Department of Neurology, National Institute of Mental Health and Neurosciences (NIMHANS), Bangalore, India.
Neurol India. 2022 Mar-Apr;70(2):733-736. doi: 10.4103/0028-3886.344659.
Biotin-thiamine-responsive basal ganglia disease (BTBGD) is an autosomal recessive disorder due to mutations in the SLC19A3-gene, typically seen in early childhood.
We report a 49-year-old lady presenting with rapidly progressive cognitive impairment, seizures, hypersomnolence, ataxia, and generalized dystonia of 3 weeks duration. The magnetic resonance imaging (MRI) of the brain revealed T2-hyperintensities in the basal ganglia, thalamus, cortical, subcortical regions with striatal necrosis suggestive of BTBGD that was confirmed by genetic analysis. She was treated with thiamine and biotin following which there was significant clinical and MRI improvement.
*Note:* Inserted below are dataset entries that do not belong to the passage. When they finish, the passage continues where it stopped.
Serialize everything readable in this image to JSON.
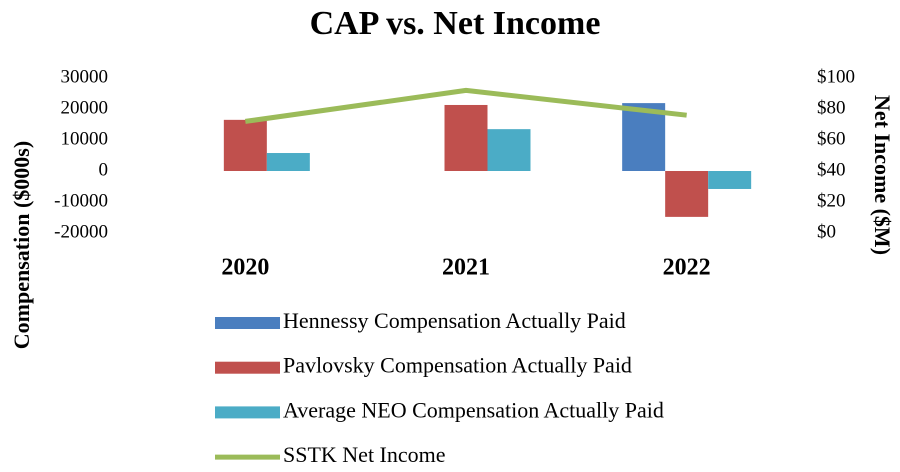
{
  "chart_data": {
    "type": "bar",
    "title": "CAP vs. Net Income",
    "ylabel": "Compensation ($000s)",
    "y2label": "Net Income ($M)",
    "categories": [
      "2020",
      "2021",
      "2022"
    ],
    "series": [
      {
        "name": "Hennessy Compensation Actually Paid",
        "color": "#4a7ebf",
        "type": "bar",
        "values": [
          null,
          null,
          21900
        ]
      },
      {
        "name": "Pavlovsky Compensation Actually Paid",
        "color": "#c0504d",
        "type": "bar",
        "values": [
          16500,
          21300,
          -14800
        ]
      },
      {
        "name": "Average NEO Compensation Actually Paid",
        "color": "#4bacc6",
        "type": "bar",
        "values": [
          5800,
          13500,
          -5800
        ]
      },
      {
        "name": "SSTK Net Income",
        "color": "#9bbb59",
        "type": "line",
        "axis": "y2",
        "values": [
          72,
          92,
          76
        ]
      }
    ],
    "ylim": [
      -20000,
      30000
    ],
    "yticks": [
      -20000,
      -10000,
      0,
      10000,
      20000,
      30000
    ],
    "y2lim": [
      0,
      100
    ],
    "y2ticks": [
      {
        "value": 0,
        "label": "$0"
      },
      {
        "value": 20,
        "label": "$20"
      },
      {
        "value": 40,
        "label": "$40"
      },
      {
        "value": 60,
        "label": "$60"
      },
      {
        "value": 80,
        "label": "$80"
      },
      {
        "value": 100,
        "label": "$100"
      }
    ],
    "grid": false
  }
}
BTBGD requires a high index of suspicion in any patient presenting with unexplained rapidly progressive dementia. High doses of biotin and thiamine are the mainstay of the treatment to achieve a favorable outcome.
生物素-硫胺素反应性基底节疾病(BTBGD)是一种常染色体隐性遗传病,由 SLC19A3 基因突变引起,通常在儿童早期发病。
我们报告了一位 49 岁女性,表现为进行性认知障碍、癫痫发作、过度嗜睡、共济失调和全身性肌张力障碍,病程为 3 周。脑部磁共振成像(MRI)显示基底节、丘脑、皮质和皮质下区域存在 T2 高信号,纹状体坏死,提示为 BTBGD,基因分析证实了这一点。给予患者硫胺素和生物素治疗后,临床和 MRI 均有显著改善。
任何表现为不明原因快速进行性痴呆的患者,均应高度怀疑 BTBGD。大剂量生物素和硫胺素是治疗该病的主要方法,可获得良好的效果。